Perché non volevo fare nessun riferimento a quello ch’era successo con Maria Rosaria davanti a Serena e poi lei muoveva le gambe e indossava dei sandali di cuoio e lo smalto sulle unghie era blu, ed era blu anche su quelle dei piedi. Mai gliel’avevo visto lì. Disegnava come delle linee di colore, come delle stelle cadenti, e mi limitai a guardare quelle.

Buttai la stecca del gelato e accesi una sigaretta. Tutto s’aggiusta, pensai ed era un bel pensiero.

«Ma tu mo’ hai fumato!» mi disse Serena, ad alta voce, e le risposi che dopo il gelato si deve farlo per forza. Mi diede uno schiaffo sulla spalla. «Idiota!» disse e poi ci baciammo e fu particolarmente bello: sulle sue labbra c’era ancora il sapore delle fragole e della panna.

Passò un’ora, forse due, e ce ne andammo perché le ragazze avevano la ritirata.

Rimasti soli, Lunno disse di fumarci quello che ci restava, che fino a settembre era molto tempo.

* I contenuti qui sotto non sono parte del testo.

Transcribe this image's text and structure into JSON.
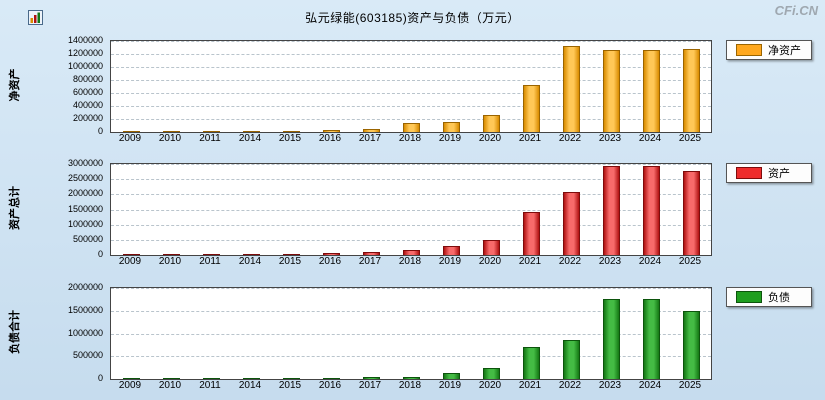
{
  "page": {
    "title": "弘元绿能(603185)资产与负债（万元）",
    "watermark": "CFi.CN"
  },
  "categories": [
    "2009",
    "2010",
    "2011",
    "2014",
    "2015",
    "2016",
    "2017",
    "2018",
    "2019",
    "2020",
    "2021",
    "2022",
    "2023",
    "2024",
    "2025"
  ],
  "chart_data": [
    {
      "type": "bar",
      "title": "净资产",
      "ylabel": "净资产",
      "legend": "净资产",
      "color": "#FFA81E",
      "color_light": "#FFC857",
      "color_dark": "#D98C00",
      "color_edge": "#9A6400",
      "ylim": [
        0,
        1400000
      ],
      "ytick_step": 200000,
      "grid": true,
      "legend_position": "right",
      "categories": [
        "2009",
        "2010",
        "2011",
        "2014",
        "2015",
        "2016",
        "2017",
        "2018",
        "2019",
        "2020",
        "2021",
        "2022",
        "2023",
        "2024",
        "2025"
      ],
      "values": [
        5000,
        8000,
        12000,
        15000,
        18000,
        30000,
        50000,
        140000,
        150000,
        260000,
        730000,
        1320000,
        1260000,
        1265000,
        1270000
      ]
    },
    {
      "type": "bar",
      "title": "资产总计",
      "ylabel": "资产总计",
      "legend": "资产",
      "color": "#EE2C2C",
      "color_light": "#F86A6A",
      "color_dark": "#B01212",
      "color_edge": "#7E0C0C",
      "ylim": [
        0,
        3000000
      ],
      "ytick_step": 500000,
      "grid": true,
      "legend_position": "right",
      "categories": [
        "2009",
        "2010",
        "2011",
        "2014",
        "2015",
        "2016",
        "2017",
        "2018",
        "2019",
        "2020",
        "2021",
        "2022",
        "2023",
        "2024",
        "2025"
      ],
      "values": [
        20000,
        22000,
        25000,
        28000,
        35000,
        60000,
        100000,
        170000,
        300000,
        500000,
        1420000,
        2090000,
        2930000,
        2940000,
        2760000
      ]
    },
    {
      "type": "bar",
      "title": "负债合计",
      "ylabel": "负债合计",
      "legend": "负债",
      "color": "#1F9E1F",
      "color_light": "#44BB44",
      "color_dark": "#157815",
      "color_edge": "#0C540C",
      "ylim": [
        0,
        2000000
      ],
      "ytick_step": 500000,
      "grid": true,
      "legend_position": "right",
      "categories": [
        "2009",
        "2010",
        "2011",
        "2014",
        "2015",
        "2016",
        "2017",
        "2018",
        "2019",
        "2020",
        "2021",
        "2022",
        "2023",
        "2024",
        "2025"
      ],
      "values": [
        12000,
        14000,
        15000,
        15000,
        18000,
        30000,
        50000,
        45000,
        140000,
        250000,
        700000,
        860000,
        1750000,
        1755000,
        1490000
      ]
    }
  ]
}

Tagliammo cinque stecche e nello scantinato si stava freschi. Prese il coltello dalla tasca, tagliò e me ne diede due e tre le tenne per sé.

Uscimmo e fuori dalla chiesa cominciò a preparare la canna; c’era ancora un po’ di luce e l’aria girava. Il pollice teneva ferma la cartina sul palmo ma si muoveva lo stesso e mi sembrò che le sue mani grandi non potessero nulla contro quella leggerezza. Pensai a un leone che si batteva contro una farfalla, e il leone era indubbiamente più forte ma la farfalla volava qui e lì ed era impossibile prenderla, anche e soprattutto per il leone. Maria Rosaria e Serena sarebbero andate in vacanza assieme, con le loro famiglie. Al mare, in Calabria, per un mese.

«Non ti dà fastidio che fanno delle cose senza di noi?».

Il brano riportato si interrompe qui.